Motorola has chosen HP’s Itanium rack server for mobile telecoms switching equipment.

Joy King, HP’s director of worldwide marketing and communications, says that Motorola chose the Itanium platform for its CDMA and iDEN switching equipment because it was concerned about performance and that it wanted to be able to get the price of network equipment down so it could bring its cellular switching software down in price to appeal to tier two customers in the telecoms market. The cx2600 is certified to NEBS Level 3, and uses the 1.3GHz Itanium 2 processors from Intel. It can have up to two of these in a single chassis.

Motorola’s announcement is surprising mainly because the company’s chief executive Ed Zander was ambivalent about Linux and a well-known Itanium-basher when he was president of Sun Microsystems two years ago.

For the past decade, network equipment providers such as Motorola, Alcatel [ALA], Lucent [LU], Ericsson, Northern Telecom and others have traditionally taken NEBS-compliant versions of low-end Unix servers and had them modified to run DC power and fit the different form factors in use in the telecom industry. At 20 inches, telecom servers are less deep than rack-mounted commercial servers.

But in the past few years, as X86 iron has become less expensive and as powerful as RISC/Unix boxes and Linux has been ruggedized to take on telecom applications, network equipment providers have started embracing X86 iron running Carrier-Grade Linux.

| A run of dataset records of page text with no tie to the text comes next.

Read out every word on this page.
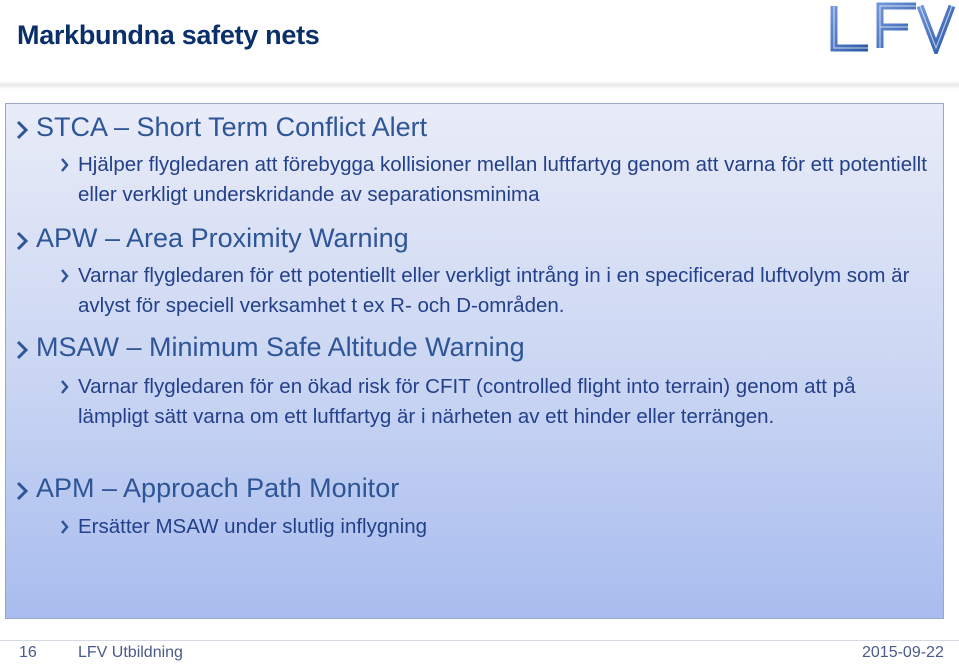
Markbundna safety nets
STCA – Short Term Conflict Alert
Hjälper flygledaren att förebygga kollisioner mellan luftfartyg genom att varna för ett potentiellt eller verkligt underskridande av separationsminima
APW – Area Proximity Warning
Varnar flygledaren för ett potentiellt eller verkligt intrång in i en specificerad luftvolym som är avlyst för speciell verksamhet t ex R- och D-områden.
MSAW – Minimum Safe Altitude Warning
Varnar flygledaren för en ökad risk för CFIT (controlled flight into terrain) genom att på lämpligt sätt varna om ett luftfartyg är i närheten av ett hinder eller terrängen.
APM – Approach Path Monitor
Ersätter MSAW under slutlig inflygning
16	LFV Utbildning	2015-09-22
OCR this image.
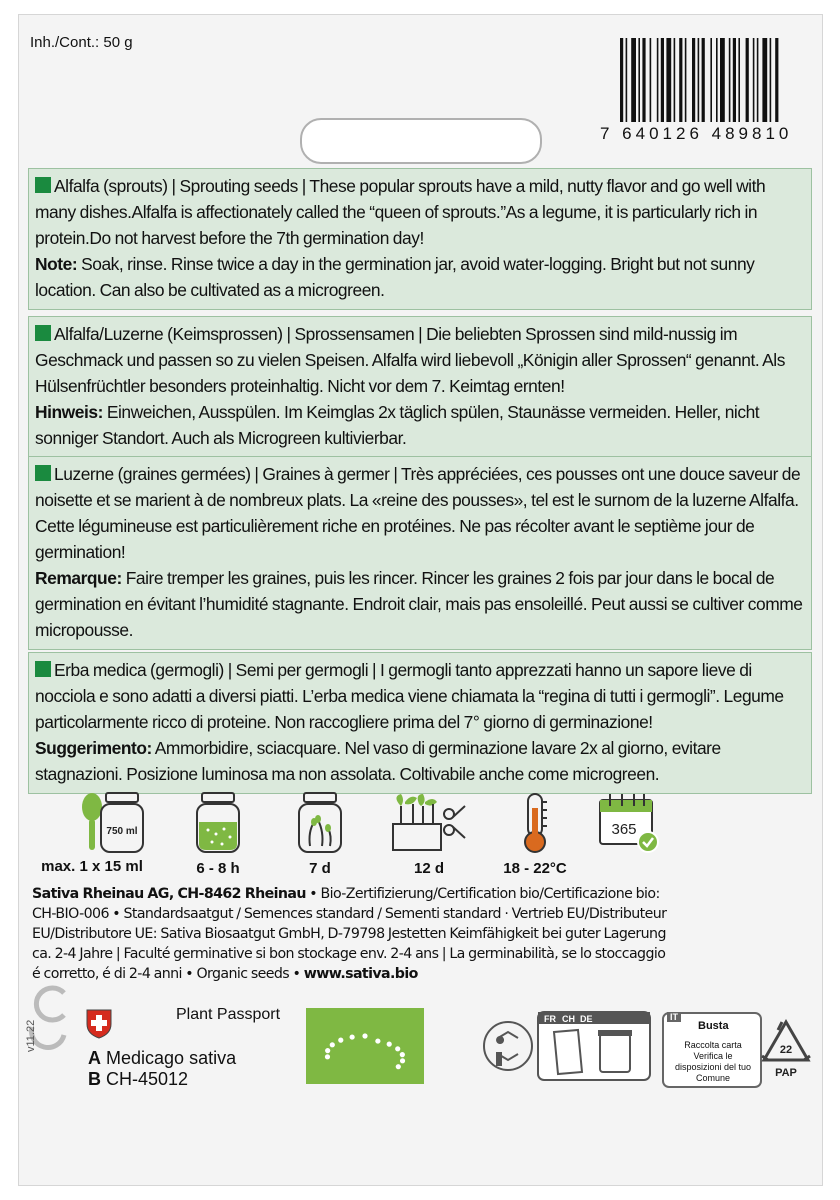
Inh./Cont.: 50 g
7 640126 489810

Alfalfa (sprouts) | Sprouting seeds | These popular sprouts have a mild, nutty flavor and go well with many dishes.Alfalfa is affectionately called the “queen of sprouts.”As a legume, it is particularly rich in protein.Do not harvest before the 7th germination day!

Note: Soak, rinse. Rinse twice a day in the germination jar, avoid water-logging. Bright but not sunny location. Can also be cultivated as a microgreen.

Alfalfa/Luzerne (Keimsprossen) | Sprossensamen | Die beliebten Sprossen sind mild-nussig im Geschmack und passen so zu vielen Speisen. Alfalfa wird liebevoll „Königin aller Sprossen“ genannt. Als Hülsenfrüchtler besonders proteinhaltig. Nicht vor dem 7. Keimtag ernten!

Hinweis: Einweichen, Ausspülen. Im Keimglas 2x täglich spülen, Staunässe vermeiden. Heller, nicht sonniger Standort. Auch als Microgreen kultivierbar.

Luzerne (graines germées) | Graines à germer | Très appréciées, ces pousses ont une douce saveur de noisette et se marient à de nombreux plats. La «reine des pousses», tel est le surnom de la luzerne Alfalfa. Cette légumineuse est particulièrement riche en protéines. Ne pas récolter avant le septième jour de germination!

Remarque: Faire tremper les graines, puis les rincer. Rincer les graines 2 fois par jour dans le bocal de germination en évitant l’humidité stagnante. Endroit clair, mais pas ensoleillé. Peut aussi se cultiver comme micropousse.

Erba medica (germogli) | Semi per germogli | I germogli tanto apprezzati hanno un sapore lieve di nocciola e sono adatti a diversi piatti. L’erba medica viene chiamata la “regina di tutti i germogli”. Legume particolarmente ricco di proteine. Non raccogliere prima del 7° giorno di germinazione!

Suggerimento: Ammorbidire, sciacquare. Nel vaso di germinazione lavare 2x al giorno, evitare stagnazioni. Posizione luminosa ma non assolata. Coltivabile anche come microgreen.

max. 1 x 15 ml
750 ml
6 - 8 h	7 d	12 d	18 - 22°C
365
Sativa Rheinau AG, CH-8462 Rheinau • Bio-Zertifizierung/Certification bio/Certificazione bio: CH-BIO-006 • Standardsaatgut / Semences standard / Sementi standard · Vertrieb EU/Distributeur EU/Distributore UE: Sativa Biosaatgut GmbH, D-79798 Jestetten Keimfähigkeit bei guter Lagerung ca. 2-4 Jahre | Faculté germinative si bon stockage env. 2-4 ans | La germinabilità, se lo stoccaggio é corretto, é di 2-4 anni • Organic seeds • www.sativa.bio
v11.22
Plant Passport
A Medicago sativa
B CH-45012
FR CH DE	IT
Busta
Raccolta carta Verifica le disposizioni del tuo Comune
22
PAP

The adoption of that variant of Linux by Motorola was no surprise, but the choice of the cx2600 NEBS-certified variant was a bit less predictable, especially since 64-bit Nocona servers that are NEBS certified are probably not that far off into the future. Nonetheless, HP is obviously very happy with Motorola’s choice, since it at least partially vindicates its contention that the Itanium platform is ready for primetime.